O prefeito Paulo Serra afirmou à Folha que a declaração "parece desespero" e que políticos importantes de São Paulo que apoiam Leite, assim como vereadores, não podem ser desconsiderados.
"Parece um pouco de arrogância de quem só disputou prévias sempre apoiado pela máquina e acaba se afastando um pouco da militância", completa.
Serra diz ainda que os filiados têm que ser respeitados.
"Não acredito que haja punição e, se houver, vou ser o primeiro a recorrer à executiva nacional. Não é uma guerra, uma disputa fratricida. É um exercício da liberdade de expressão, da democracia. Não vai haver unanimidade em nenhum diretório, em nenhum município. Meu apoio ao Eduardo é muito por causa do clima do país, que pede por um candidato com poder de conciliação e união."
Da parte de aliados de Doria, a crítica é a de que os paulistas que apoiam Leite são ligados a Alckmin e podem deixar o partido após as prévias. Serra, no entanto, diz que vai permanecer no PSDB e que esse argumento "leva a discussão para um nível raso".
O prefeito de Santo André acompanha e cobra explicações da executiva paulista a respeito do caso de dois vereadores suspensos pelo partido e alvos de processos de expulsão.
Os parlamentares relataram à Folha que sofrem represálias por conta das prévias, algo que o PSDB de São Paulo nega, argumentando que as infrações são diversas e anteriores.
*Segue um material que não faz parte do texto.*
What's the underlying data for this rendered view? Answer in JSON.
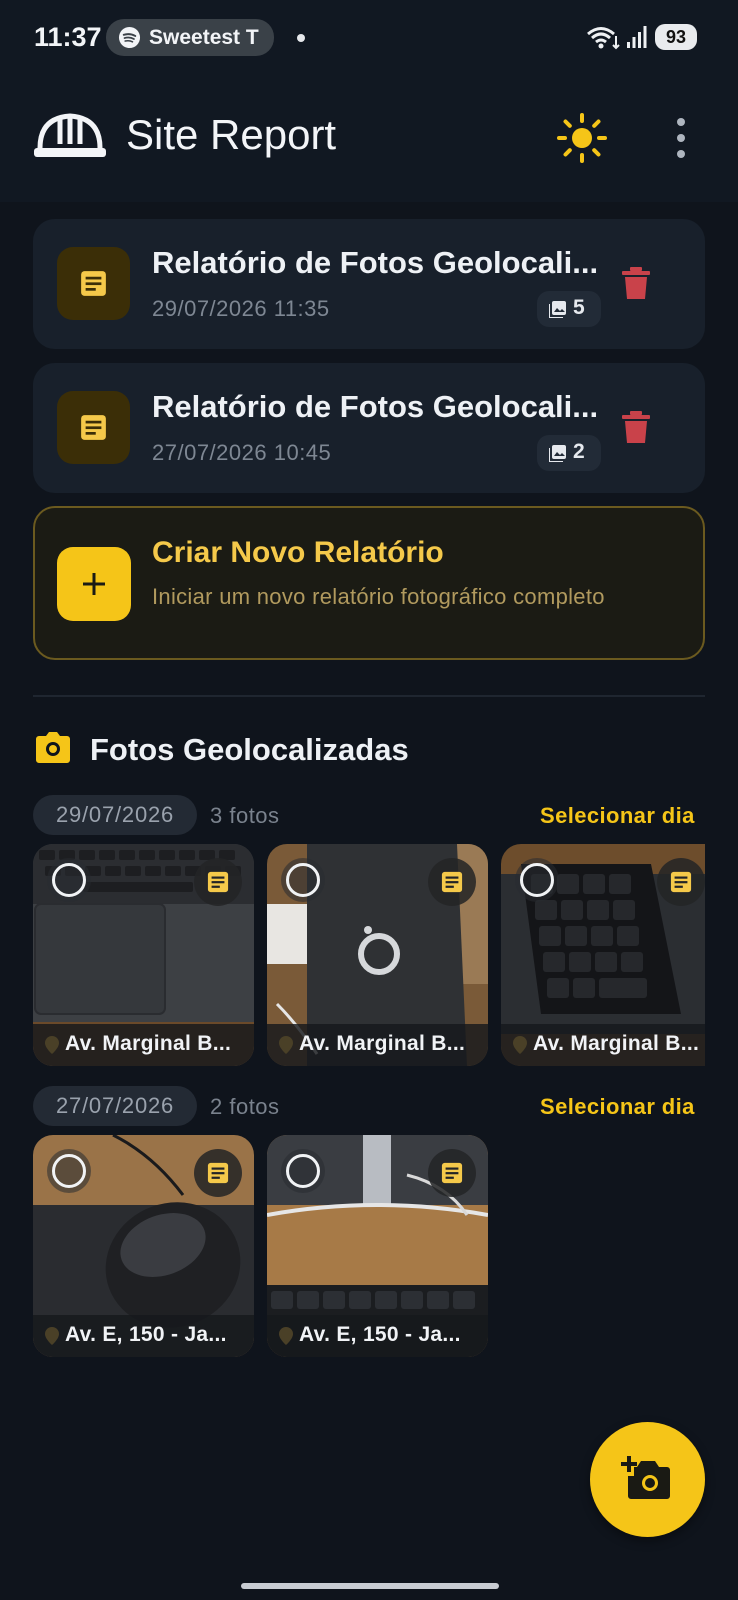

Em 30 de setembro, o presidente da Assembleia Legislativa de São Paulo, Carlão Pignatari (PSDB), aliado de Doria, entrou com uma representação contra o vereador Bruno Moura (PSDB), de São José do Rio Preto. No mesmo dia, veículos locais haviam noticiado o apoio de Moura a Leite.
A representação, que pede a expulsão do vereador, trata de outros assuntos –Pignatari afirma que Moura confronta e ofende Doria.
O texto menciona voto favorável e Moura, na Câmara, a uma homenagem a um padre da cidade crítico ao governador e o fato de o vereador não ter votado uma proposta de homenagem ao próprio Doria.
Por esses fatos, Moura já havia sido suspenso em maio. O vereador apresentou sua defesa e comunicou o caso à executiva nacional do PSDB. "A gente viu que foi uma retaliação mesmo. Acredito que, se o partido se diz democrático, a gente tem que ter as nossas opiniões, não é?", diz.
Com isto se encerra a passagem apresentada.